If you’ve been watching the financial news you have certainly heard on more than one occasion that September is the worst month for the equity markets.  So we thought we'd do a little digging and see what that actually meant.

What we found, going back to 195,0 was that September was indeed a negative month overall. Of the 63 years reviewed, the S&P 500 was higher in September only 28 times and lower 35 times. 55% decline rate didn’t really strike that much fear into me; so we dug a little deeper. The average gain in up years for September is 1.5% and the average loss in a down year is 2.0%. Again, the data wasn’t sending me rushing to pull the sell trigger.
If you’re the kind of investor that like to go against the herd, this seems like one of those opportunities. For the contrarian, getting long this market after a down August would seem enticing. If you did this and bucked the trend of “Sell in May and go away” you would have felt pretty smart this year.

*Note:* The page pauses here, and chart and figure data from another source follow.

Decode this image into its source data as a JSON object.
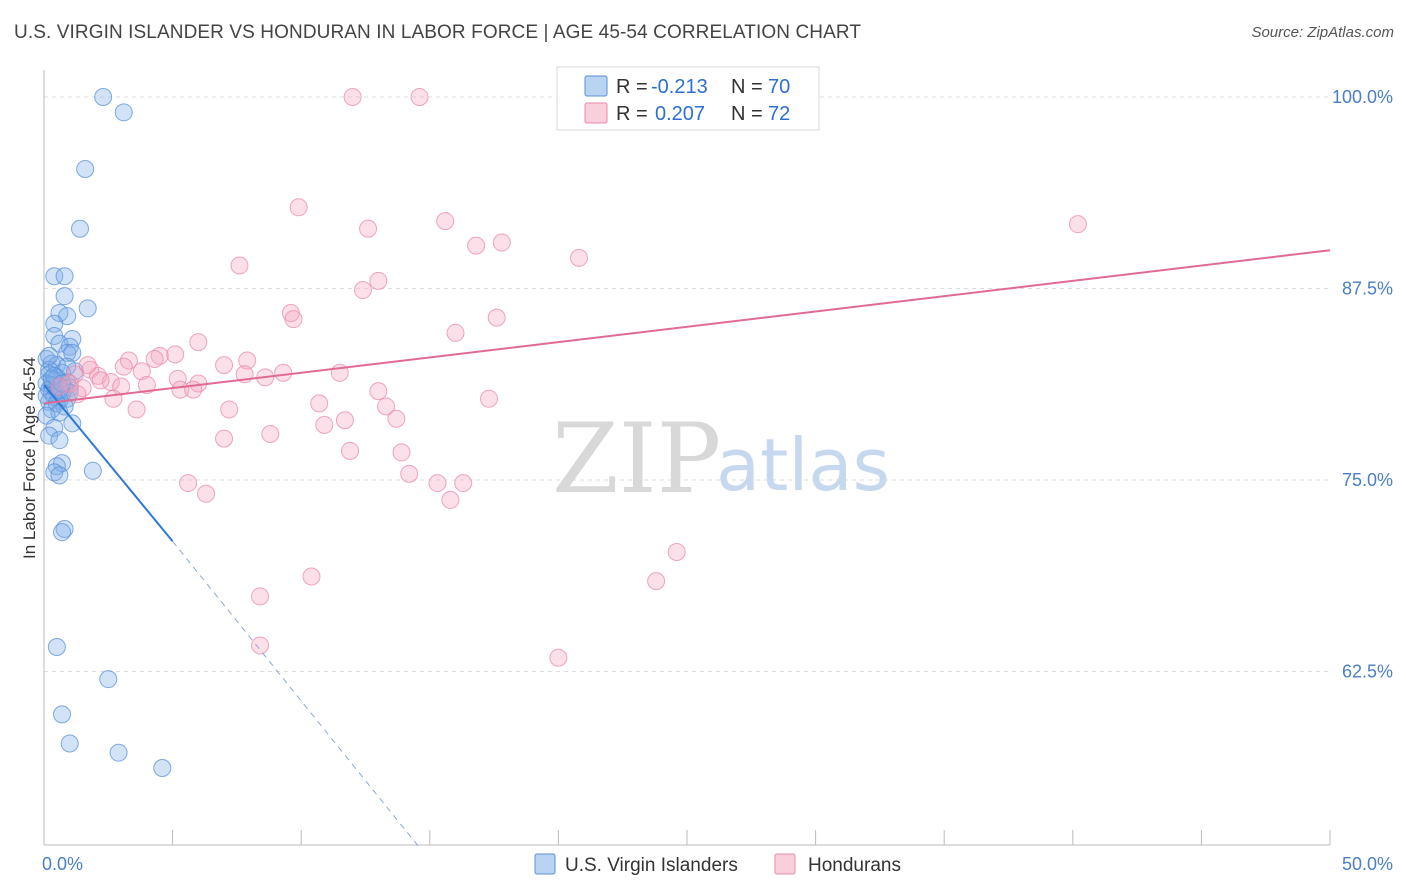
{
  "header": {
    "title": "U.S. VIRGIN ISLANDER VS HONDURAN IN LABOR FORCE | AGE 45-54 CORRELATION CHART",
    "source": "Source: ZipAtlas.com"
  },
  "watermark": {
    "zip": "ZIP",
    "atlas": "atlas"
  },
  "chart_data": {
    "type": "scatter",
    "title": "U.S. VIRGIN ISLANDER VS HONDURAN IN LABOR FORCE | AGE 45-54 CORRELATION CHART",
    "xlabel": "",
    "ylabel": "In Labor Force | Age 45-54",
    "xlim": [
      0,
      50
    ],
    "ylim": [
      51.0,
      101.2
    ],
    "x_tick_labels": [
      {
        "value": 0,
        "label": "0.0%"
      },
      {
        "value": 50,
        "label": "50.0%"
      }
    ],
    "y_tick_labels": [
      {
        "value": 100.0,
        "label": "100.0%"
      },
      {
        "value": 87.5,
        "label": "87.5%"
      },
      {
        "value": 75.0,
        "label": "75.0%"
      },
      {
        "value": 62.5,
        "label": "62.5%"
      }
    ],
    "x_minor_ticks": [
      5,
      10,
      15,
      20,
      25,
      30,
      35,
      40,
      45,
      50
    ],
    "grid": true,
    "legend": {
      "placement": "top-center",
      "rows": [
        {
          "r_label": "R = ",
          "r_value": "-0.213",
          "n_label": "N = ",
          "n_value": "70"
        },
        {
          "r_label": "R = ",
          "r_value": "0.207",
          "n_label": "N = ",
          "n_value": "72"
        }
      ]
    },
    "series": [
      {
        "name": "U.S. Virgin Islanders",
        "color": "#7fb0ea",
        "stroke": "#5a8fd6",
        "line_color": "#2e78d6",
        "r": -0.213,
        "n": 70,
        "trend": {
          "x0": 0,
          "y0": 81.2,
          "x1": 5.0,
          "y1": 71.0,
          "dash_to_x": 14.6,
          "dash_to_y": 51.0
        },
        "points": [
          [
            2.3,
            100.0
          ],
          [
            3.1,
            99.0
          ],
          [
            1.6,
            95.3
          ],
          [
            1.4,
            91.4
          ],
          [
            0.4,
            88.3
          ],
          [
            0.8,
            88.3
          ],
          [
            0.8,
            87.0
          ],
          [
            1.7,
            86.2
          ],
          [
            0.6,
            85.9
          ],
          [
            0.9,
            85.7
          ],
          [
            0.4,
            85.2
          ],
          [
            0.4,
            84.4
          ],
          [
            1.1,
            84.2
          ],
          [
            0.6,
            83.9
          ],
          [
            1.0,
            83.7
          ],
          [
            0.9,
            83.3
          ],
          [
            1.1,
            83.3
          ],
          [
            0.1,
            82.9
          ],
          [
            0.3,
            82.6
          ],
          [
            0.5,
            82.5
          ],
          [
            0.2,
            82.2
          ],
          [
            1.2,
            82.1
          ],
          [
            0.7,
            82.0
          ],
          [
            0.2,
            81.9
          ],
          [
            0.5,
            81.7
          ],
          [
            0.4,
            81.5
          ],
          [
            0.9,
            81.4
          ],
          [
            0.1,
            81.3
          ],
          [
            0.3,
            81.2
          ],
          [
            0.6,
            81.1
          ],
          [
            0.8,
            81.0
          ],
          [
            1.0,
            81.0
          ],
          [
            0.2,
            80.9
          ],
          [
            0.5,
            80.8
          ],
          [
            0.3,
            80.7
          ],
          [
            0.7,
            80.6
          ],
          [
            0.1,
            80.5
          ],
          [
            0.4,
            80.4
          ],
          [
            0.9,
            80.3
          ],
          [
            0.6,
            80.2
          ],
          [
            0.2,
            80.1
          ],
          [
            0.5,
            80.0
          ],
          [
            0.8,
            79.8
          ],
          [
            0.3,
            79.6
          ],
          [
            0.6,
            79.4
          ],
          [
            0.1,
            79.2
          ],
          [
            1.1,
            78.7
          ],
          [
            0.4,
            78.4
          ],
          [
            0.2,
            77.9
          ],
          [
            0.6,
            77.6
          ],
          [
            0.7,
            76.1
          ],
          [
            0.5,
            75.9
          ],
          [
            0.4,
            75.5
          ],
          [
            0.6,
            75.3
          ],
          [
            1.9,
            75.6
          ],
          [
            0.8,
            71.8
          ],
          [
            0.7,
            71.6
          ],
          [
            0.5,
            64.1
          ],
          [
            2.5,
            62.0
          ],
          [
            0.7,
            59.7
          ],
          [
            1.0,
            57.8
          ],
          [
            2.9,
            57.2
          ],
          [
            4.6,
            56.2
          ],
          [
            0.3,
            81.6
          ],
          [
            0.9,
            82.4
          ],
          [
            0.2,
            83.1
          ],
          [
            0.6,
            80.9
          ],
          [
            1.0,
            80.7
          ],
          [
            0.4,
            81.8
          ],
          [
            0.7,
            81.3
          ]
        ]
      },
      {
        "name": "Hondurans",
        "color": "#f4a7c0",
        "stroke": "#e98aaa",
        "line_color": "#e06a94",
        "r": 0.207,
        "n": 72,
        "trend": {
          "x0": 0,
          "y0": 80.0,
          "x1": 50,
          "y1": 90.0
        },
        "points": [
          [
            12.0,
            100.0
          ],
          [
            14.6,
            100.0
          ],
          [
            29.8,
            100.0
          ],
          [
            9.9,
            92.8
          ],
          [
            15.6,
            91.9
          ],
          [
            12.6,
            91.4
          ],
          [
            40.2,
            91.7
          ],
          [
            16.8,
            90.3
          ],
          [
            17.8,
            90.5
          ],
          [
            20.8,
            89.5
          ],
          [
            7.6,
            89.0
          ],
          [
            13.0,
            88.0
          ],
          [
            12.4,
            87.4
          ],
          [
            9.6,
            85.9
          ],
          [
            9.7,
            85.5
          ],
          [
            17.6,
            85.6
          ],
          [
            16.0,
            84.6
          ],
          [
            6.0,
            84.0
          ],
          [
            5.1,
            83.2
          ],
          [
            4.5,
            83.1
          ],
          [
            4.3,
            82.9
          ],
          [
            3.3,
            82.8
          ],
          [
            7.0,
            82.5
          ],
          [
            7.9,
            82.8
          ],
          [
            3.1,
            82.4
          ],
          [
            1.8,
            82.2
          ],
          [
            2.1,
            81.8
          ],
          [
            3.8,
            82.1
          ],
          [
            1.2,
            81.9
          ],
          [
            7.8,
            81.9
          ],
          [
            9.3,
            82.0
          ],
          [
            11.5,
            82.0
          ],
          [
            5.2,
            81.6
          ],
          [
            6.0,
            81.3
          ],
          [
            2.6,
            81.4
          ],
          [
            3.0,
            81.1
          ],
          [
            1.5,
            81.0
          ],
          [
            5.3,
            80.9
          ],
          [
            5.8,
            80.9
          ],
          [
            2.7,
            80.3
          ],
          [
            13.0,
            80.8
          ],
          [
            17.3,
            80.3
          ],
          [
            10.7,
            80.0
          ],
          [
            13.3,
            79.8
          ],
          [
            3.6,
            79.6
          ],
          [
            7.2,
            79.6
          ],
          [
            13.7,
            79.0
          ],
          [
            11.7,
            78.9
          ],
          [
            10.9,
            78.6
          ],
          [
            8.8,
            78.0
          ],
          [
            7.0,
            77.7
          ],
          [
            11.9,
            76.9
          ],
          [
            13.9,
            76.8
          ],
          [
            14.2,
            75.4
          ],
          [
            5.6,
            74.8
          ],
          [
            15.3,
            74.8
          ],
          [
            16.3,
            74.8
          ],
          [
            6.3,
            74.1
          ],
          [
            15.8,
            73.7
          ],
          [
            24.6,
            70.3
          ],
          [
            10.4,
            68.7
          ],
          [
            23.8,
            68.4
          ],
          [
            8.4,
            67.4
          ],
          [
            8.4,
            64.2
          ],
          [
            20.0,
            63.4
          ],
          [
            1.0,
            81.3
          ],
          [
            2.2,
            81.5
          ],
          [
            1.7,
            82.5
          ],
          [
            4.0,
            81.2
          ],
          [
            8.6,
            81.7
          ],
          [
            0.6,
            81.1
          ],
          [
            1.3,
            80.6
          ]
        ]
      }
    ]
  }
}
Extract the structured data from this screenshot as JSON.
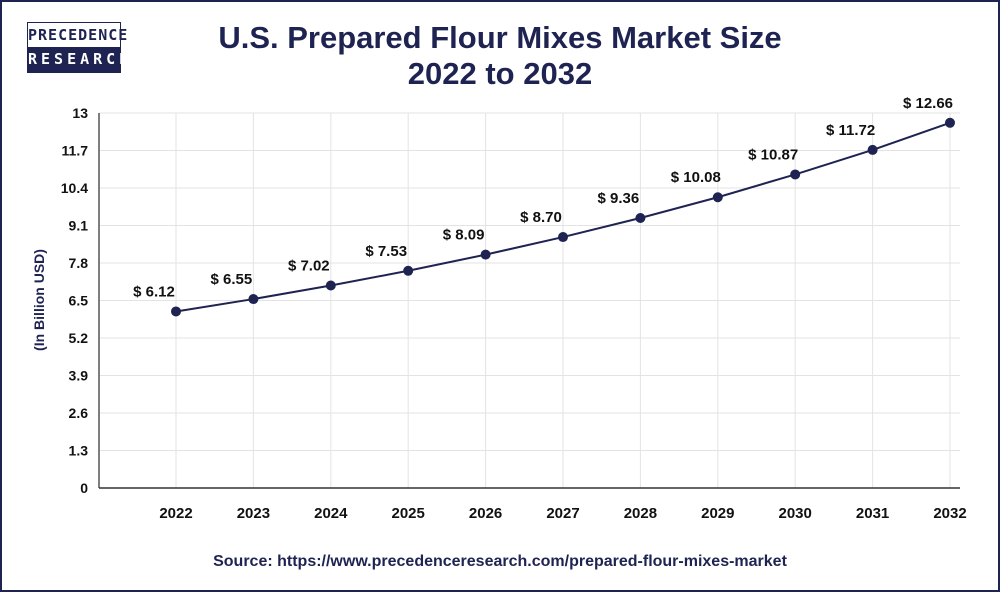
{
  "logo": {
    "line1": "PRECEDENCE",
    "line2": "RESEARCH"
  },
  "title_line1": "U.S. Prepared Flour Mixes Market Size",
  "title_line2": "2022 to 2032",
  "source": "Source: https://www.precedenceresearch.com/prepared-flour-mixes-market",
  "chart_data": {
    "type": "line",
    "title": "U.S. Prepared Flour Mixes Market Size 2022 to 2032",
    "ylabel": "(In Billion USD)",
    "xlabel": "",
    "categories": [
      "2022",
      "2023",
      "2024",
      "2025",
      "2026",
      "2027",
      "2028",
      "2029",
      "2030",
      "2031",
      "2032"
    ],
    "values": [
      6.12,
      6.55,
      7.02,
      7.53,
      8.09,
      8.7,
      9.36,
      10.08,
      10.87,
      11.72,
      12.66
    ],
    "data_labels": [
      "$ 6.12",
      "$ 6.55",
      "$ 7.02",
      "$ 7.53",
      "$ 8.09",
      "$ 8.70",
      "$ 9.36",
      "$ 10.08",
      "$ 10.87",
      "$ 11.72",
      "$ 12.66"
    ],
    "yticks": [
      "0",
      "1.3",
      "2.6",
      "3.9",
      "5.2",
      "6.5",
      "7.8",
      "9.1",
      "10.4",
      "11.7",
      "13"
    ],
    "ylim": [
      0,
      13
    ],
    "grid": true,
    "line_color": "#1e2352"
  }
}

Of the 28 times that September has been up since 1950, 13 (46%) of them have followed a lower August.  While those aren’t compelling odds, it’s not something to discourage the fortitude of any respectable contrarian (yes, I’m antagonizing here a little). Naturally, we’d recommend, as we always do, to hedge every investment and this is one nodifferent.
If you’d like to avoid the September valleys, you can use it as a barometer to read what happens the rest of the year.  Over time, October isn’t a particularly bad month. Since 1950 it has been up 37 times and down 26; a batting average of 58.7%. But what is more remarkable is that the 4th quarter (October through December) has been very strong. 49 out of 63 times (77.8%) the S&P has been higher from the end of September to the end of December.

What is more impressive is that of the 28 times September has been an up month, 23 times (82%) October through December has also been higher. So historically speaking, if September is higher, then the odds favor additional growth from October through the end of the year.
We think this is the real history lesson and that September’s story has always been whether the Fed was going to taper or not. While that is still in play of course, the data that drove a lower August isn’t suggesting a reduction of bond buying in our near future. History tells us that the way we are currently set up, the chance for a higher September through the end of the year is greater than not.